Pour réussir, les entrepreneurs doivent penser différemment. Du think different d’Apple au désormais cliché think outside the box, la réussite semble désormais appartenir à ceux qui ne font pas comme les autres.

Pour Roger Martin, doyen de la Rotman School of Business à Toronto et auteur de The Opposable Mind, cette façon de penser adaptée à la complexité des enjeux du monde moderne se nomme « pensée intégrative ». Selon lui, les grands leaders sont ceux qui savent exploiter la capacité du cerveau humain de considérer simultanément deux idées contradictoires (ce qu’il nomme « l’esprit opposable »). Bonne nouvelle : c’est une faculté qui se développe !

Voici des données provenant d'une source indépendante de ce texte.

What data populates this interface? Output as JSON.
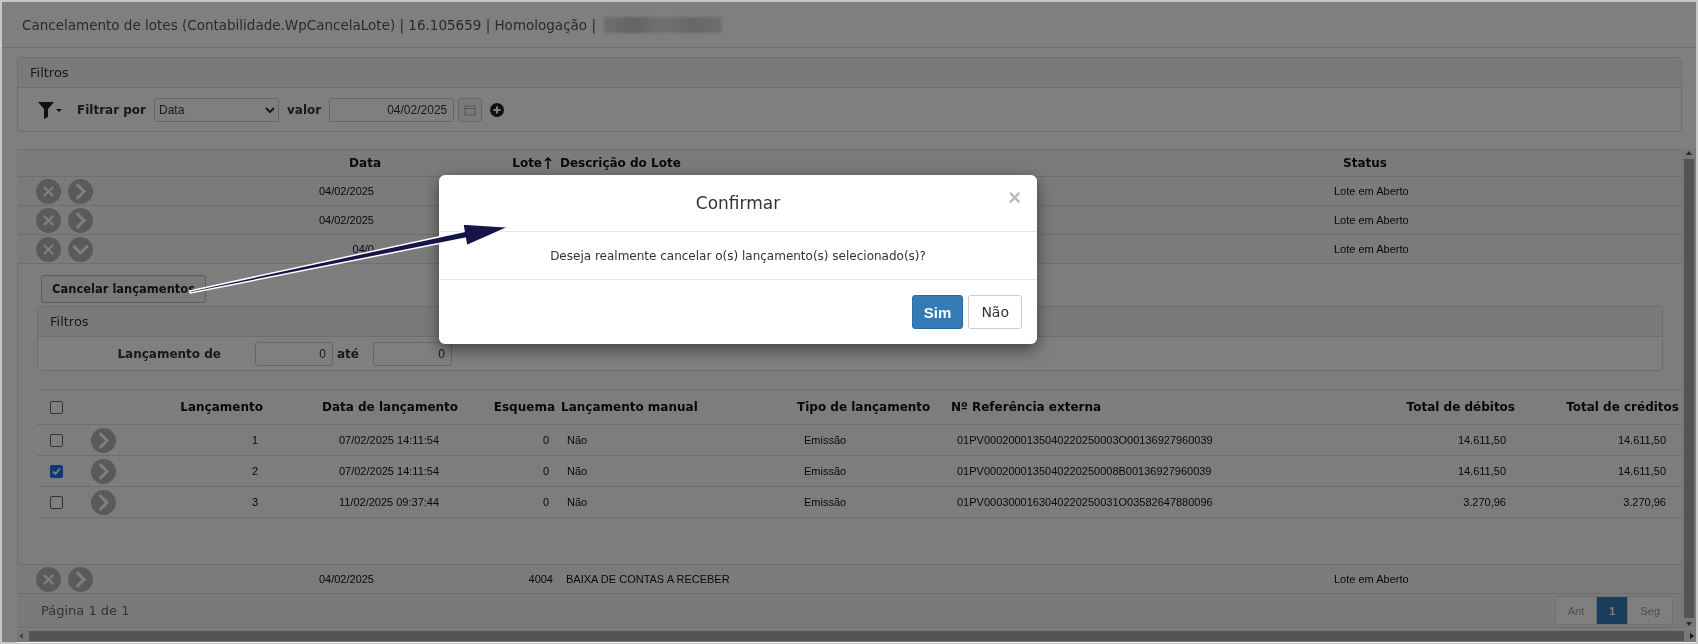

Voici comment la pensée intégrative redéfinit les quatre étapes du processus décisionnel surtout dominé par la pensée traditionnelle :

1. LA PERTINENCE 
La pensée traditionnelle se limite à un nombre restreint de critères jugés importants pour prendre une décision. La pensée intégrative suggère plutôt d’élargir ce champ, car certains facteurs a priori peu importants, voire inconnus, se révèlent souvent être la clé de la réussite ou de l’échec d’un projet. Mieux vaut s’y pencher à l’avance plutôt que de se dire quelques millions de dollars plus tard : « J’aurais dû y penser ! »

2. LA CAUSALITÉ 
Après avoir exploré tous les critères possibles, le penseur intégratif les organise selon qu’ils sont un effet ou une cause de l’enjeu. Il questionne les associations typiques et les raccourcis faciles (par exemple, « faire un produit personnalisé me coûtera nécessairement plus cher » ou « les clients ne paieront pas pour un produit plus cher ») pour faire une cartographie des liens causals de l’ensemble des critères qui influenceront sa décision.

3. L’ARCHITECTURE
La décision la plus simple se termine par un oui ou un non, mais dans des situations plus complexes, le réflexe traditionnel sera de diviser la décision en parties digestes et consécutives afin d’éviter les maux de têtes. Ainsi, dans le cadre d’un voyage, on réservera d’abord le vol le moins cher, puis l’hôtel offrant le meilleur rapport centralité/prix. On montera ensuite un programme d’activités. La pensée intégrative part du principe que chaque décision a une influence sur les autres. Elle suggère de considérer tous les facteurs simultanément, car un vol légèrement plus cher pourrait permettre d’économiser une nuit d’hôtel à l’arrivée et laisser un après-midi supplémentaire pour visiter un musée ou aller à la plage avant le départ.

4. LA RÉSOLUTION 
Une fois atteint l’équilibre satisfaisant entre les différentes variables, une décision est prise. La pensée traditionnelle simplifie chacune des étapes précédentes pour arriver rapidement à une décision claire, sans équivoque et facilement vérifiable par rapport à des critères initiaux définis. La pensée intégrative nécessite des itérations, de revenir parfois à l’étape précédente pour réévaluer les critères ou revoir leur chaîne causale. Il est aussi plus difficile d’évaluer les décisions auxquelles elle mène car elles sont uniques, sortent du moule. La confiance, l’expérience et la capacité d’exécution (et d’adaptation aux changements de situation) donneront raison au penseur intégratif.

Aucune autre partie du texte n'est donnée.